A sua reprodução é simples e acessível ao iniciado. É um género prolífico. Os seus representantes desovam geralmente perto da superfície e os ovos aderem preferencialmente às plantas aquáticas flutuantes. Os ovos, de dimensões apreciáveis, desenvolvem-se aproximadamente em duas semanas às temperaturas habituais de aquário. Tenho constatado que é muito habitual os pais respeitarem os ovos e muitas vezes os seus próprios alevins, pelo que o método natural funciona. Contudo, para uma maior produtividade, é aconselhável retirar os pais após duas semanas de desova, deixando os alevins à sua sorte num aquário densamente plantado e, consequentemente, com infusórios e outros alimentos. Outro método, para mim o preferido, é a da introdução de ninhos artificiais flutuantes feitos em fibra acrílica (mops) no aquário onde se encontram os pais. A escolha da côr da fibra é importante no momento de inspeccionar os ovos que entretanto, se tenham aí depositado. O objectivo é criar contraste entre os ovos (transparentes ou translúcidos) e o substrato de postura. A côr que se tem revelado mais promissora é o castanho escuro.
 
Os mops devem ser retirados todas as semanas, inspeccionados cuidadosamente, de preferência através de luz intensa (por exemplo, num candeeiro de estirador) e os ovos devem ser removidos suavemente com a mão e colocados num recipiente de incubação. Eu prefiro a chamada caixa de Petri, em vidro. A sua elevada razão área/volume e transparência fazem com que os ovos estejam bem separados e facilmente visualizados todos os dias. Se houver algum ovos não fecundado ou contaminado por fungos (nesse caso fica opaco), deve ser removido imediatamente para não contaminar os vizinhos.
 
Já tenho incubado os ovos em água nova, sem cloro, e em turfa muito húmida (grau 5 na escala de Langton). Este último suporte apresenta algumas vantagens. Sincroniza melhor a data de eclosão principalmente quando as datas das posturas estão desfasadas e é o meio por excelência para enviar ovos por correio.
 
Os alevins de Epiplatys grandes nascem geralmente com dimensões que lhes permitem a alimentação com nauplii mas como precaução, poder-se-á incluir alguns infusórios nos dois ou três primeiros dias.

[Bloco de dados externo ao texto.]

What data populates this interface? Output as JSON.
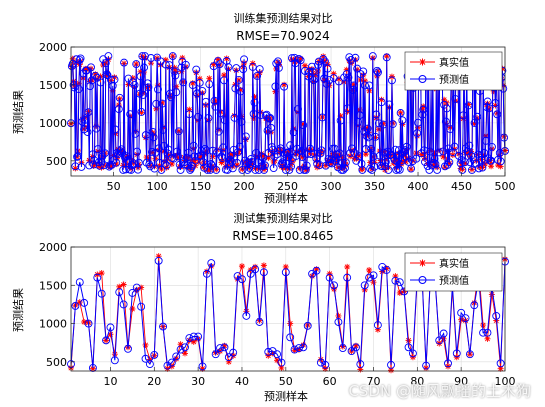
{
  "watermark": "CSDN @随风飘摇的土木狗",
  "chart_data": [
    {
      "type": "line",
      "title": "训练集预测结果对比",
      "subtitle": "RMSE=70.9024",
      "xlabel": "预测样本",
      "ylabel": "预测结果",
      "xlim": [
        1,
        500
      ],
      "ylim": [
        300,
        2000
      ],
      "xticks": [
        50,
        100,
        150,
        200,
        250,
        300,
        350,
        400,
        450,
        500
      ],
      "yticks": [
        500,
        1000,
        1500,
        2000
      ],
      "grid": true,
      "legend_position": "top-right",
      "n_points": 500,
      "value_range": [
        380,
        1880
      ],
      "series": [
        {
          "name": "真实值",
          "color": "#ff0000",
          "marker": "asterisk"
        },
        {
          "name": "预测值",
          "color": "#0000ff",
          "marker": "circle"
        }
      ]
    },
    {
      "type": "line",
      "title": "测试集预测结果对比",
      "subtitle": "RMSE=100.8465",
      "xlabel": "预测样本",
      "ylabel": "预测结果",
      "xlim": [
        1,
        100
      ],
      "ylim": [
        380,
        2000
      ],
      "xticks": [
        10,
        20,
        30,
        40,
        50,
        60,
        70,
        80,
        90,
        100
      ],
      "yticks": [
        500,
        1000,
        1500,
        2000
      ],
      "grid": true,
      "legend_position": "top-right",
      "x": [
        1,
        2,
        3,
        4,
        5,
        6,
        7,
        8,
        9,
        10,
        11,
        12,
        13,
        14,
        15,
        16,
        17,
        18,
        19,
        20,
        21,
        22,
        23,
        24,
        25,
        26,
        27,
        28,
        29,
        30,
        31,
        32,
        33,
        34,
        35,
        36,
        37,
        38,
        39,
        40,
        41,
        42,
        43,
        44,
        45,
        46,
        47,
        48,
        49,
        50,
        51,
        52,
        53,
        54,
        55,
        56,
        57,
        58,
        59,
        60,
        61,
        62,
        63,
        64,
        65,
        66,
        67,
        68,
        69,
        70,
        71,
        72,
        73,
        74,
        75,
        76,
        77,
        78,
        79,
        80,
        81,
        82,
        83,
        84,
        85,
        86,
        87,
        88,
        89,
        90,
        91,
        92,
        93,
        94,
        95,
        96,
        97,
        98,
        99,
        100
      ],
      "series": [
        {
          "name": "真实值",
          "color": "#ff0000",
          "marker": "asterisk",
          "values": [
            420,
            1240,
            1280,
            1020,
            1010,
            410,
            1640,
            1660,
            780,
            860,
            600,
            1480,
            1510,
            690,
            1190,
            1440,
            1470,
            720,
            530,
            580,
            1880,
            960,
            410,
            440,
            540,
            730,
            610,
            780,
            760,
            800,
            410,
            1680,
            1750,
            620,
            640,
            710,
            500,
            580,
            1580,
            1750,
            1160,
            1700,
            1740,
            1040,
            1760,
            580,
            610,
            520,
            420,
            1740,
            1000,
            650,
            660,
            720,
            980,
            1620,
            1710,
            530,
            410,
            1650,
            1450,
            1100,
            700,
            1740,
            640,
            710,
            400,
            1440,
            1700,
            1540,
            920,
            1680,
            1720,
            390,
            1620,
            1400,
            1420,
            780,
            560,
            1590,
            1740,
            420,
            1640,
            1640,
            740,
            800,
            440,
            1450,
            560,
            1050,
            1040,
            600,
            1270,
            1710,
            980,
            800,
            1380,
            1040,
            410,
            1840
          ]
        },
        {
          "name": "预测值",
          "color": "#0000ff",
          "marker": "circle",
          "values": [
            470,
            1230,
            1540,
            1270,
            1000,
            420,
            1600,
            1390,
            780,
            950,
            520,
            1410,
            1250,
            670,
            1400,
            1470,
            1220,
            540,
            470,
            590,
            1820,
            960,
            450,
            490,
            570,
            660,
            690,
            810,
            830,
            830,
            440,
            1650,
            1790,
            600,
            680,
            690,
            560,
            620,
            1620,
            1580,
            1100,
            1650,
            1710,
            1020,
            1670,
            630,
            640,
            600,
            490,
            1670,
            820,
            660,
            680,
            690,
            970,
            1650,
            1690,
            490,
            460,
            1600,
            1500,
            1020,
            680,
            1600,
            640,
            690,
            470,
            1500,
            1600,
            1630,
            980,
            1740,
            1700,
            460,
            1560,
            1540,
            1420,
            690,
            610,
            1630,
            1700,
            450,
            1630,
            1590,
            780,
            870,
            480,
            1500,
            610,
            1140,
            1070,
            600,
            1240,
            1590,
            880,
            880,
            1470,
            1100,
            480,
            1810
          ]
        }
      ]
    }
  ]
}
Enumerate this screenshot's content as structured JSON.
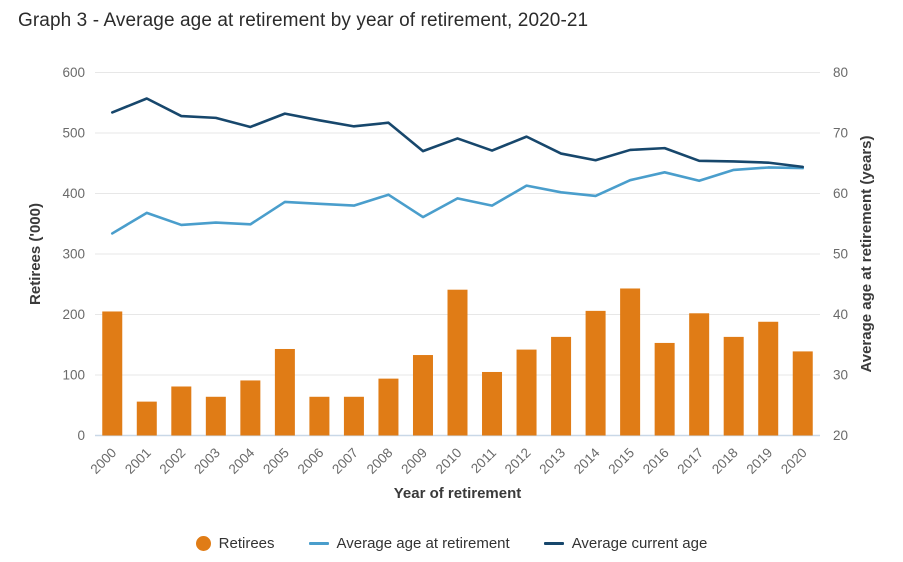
{
  "chart_data": {
    "type": "bar+line combo",
    "title": "Graph 3 - Average age at retirement by year of retirement, 2020-21",
    "categories": [
      "2000",
      "2001",
      "2002",
      "2003",
      "2004",
      "2005",
      "2006",
      "2007",
      "2008",
      "2009",
      "2010",
      "2011",
      "2012",
      "2013",
      "2014",
      "2015",
      "2016",
      "2017",
      "2018",
      "2019",
      "2020"
    ],
    "bar_series": {
      "name": "Retirees",
      "axis": "left",
      "color": "#E07C16",
      "values": [
        205,
        56,
        81,
        64,
        91,
        143,
        64,
        64,
        94,
        133,
        241,
        105,
        142,
        163,
        206,
        243,
        153,
        202,
        163,
        188,
        139
      ]
    },
    "line_series": [
      {
        "name": "Average age at retirement",
        "axis": "right",
        "color": "#4A9ECC",
        "values": [
          53.4,
          56.8,
          54.8,
          55.2,
          54.9,
          58.6,
          58.3,
          58.0,
          59.8,
          56.1,
          59.2,
          58.0,
          61.3,
          60.2,
          59.6,
          62.2,
          63.5,
          62.1,
          63.9,
          64.3,
          64.2
        ]
      },
      {
        "name": "Average current age",
        "axis": "right",
        "color": "#17476C",
        "values": [
          73.4,
          75.7,
          72.8,
          72.5,
          71.0,
          73.2,
          72.1,
          71.1,
          71.7,
          67.0,
          69.1,
          67.1,
          69.4,
          66.6,
          65.5,
          67.2,
          67.5,
          65.4,
          65.3,
          65.1,
          64.4
        ]
      }
    ],
    "left_axis": {
      "label": "Retirees ('000)",
      "min": 0,
      "max": 600,
      "tick_step": 100,
      "tick_labels": [
        "0",
        "100",
        "200",
        "300",
        "400",
        "500",
        "600"
      ]
    },
    "right_axis": {
      "label": "Average age at retirement (years)",
      "min": 20,
      "max": 80,
      "tick_step": 10,
      "tick_labels": [
        "20",
        "30",
        "40",
        "50",
        "60",
        "70",
        "80"
      ]
    },
    "x_axis": {
      "label": "Year of retirement"
    },
    "grid": "horizontal",
    "legend_position": "bottom",
    "colors": {
      "grid_line": "#E7E7E7",
      "axis_line": "#C9D8E7",
      "tick_text": "#6A6A6A",
      "axis_title_text": "#3A3A3A",
      "title_text": "#2B2B2B",
      "background": "#FFFFFF"
    }
  }
}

Em certas espécies a alimentação dos alevins nas primeiras duas semanas com infusórios é essencial à sua sobrevivência, tais como os de E. singa, E. chaperi e E. (pseudep.) annulatus.
 
Quando se tem o cuidado de separar os pais antes de uma postura, e se alimentam substancialmente com comida viva e variada, o nº de ovos aumenta substancialmente. Já fiz recolhas semanais de mais de 80 ovos férteis por casal de E. chaperi Angona e E. guineensis CI94. Outras espécies são marcadamente menos prolíficas tais como E. lamottei e E. zimiensis, para os quais 10 a 15 ovos por semana já é uma proeza.
 
A única dificuldade entre os Epiplatys é a relativa lentidão com que crescem. O tamanho máximo só se atinge entre 6 meses e um ano, dependendo da espécie, e isso nas condições óptimas (renovações parciais de água frequentes, alimentação abundante e variada e espaço suficiente).
 
Os killies deste género muito raramente se encontram à venda nas lojas de aquarofilia, talvez à excepção do E. dageti monroviae. Actualmente mantenho 6 espécies (E. chaperi Angona, E. guineensis CI94, E. zimiensis Perie, E. fasciolatus totaensis Harbel, E. singa CI94 e E. lamottei Koulé), das quais reproduzo actualmente as três primeiras.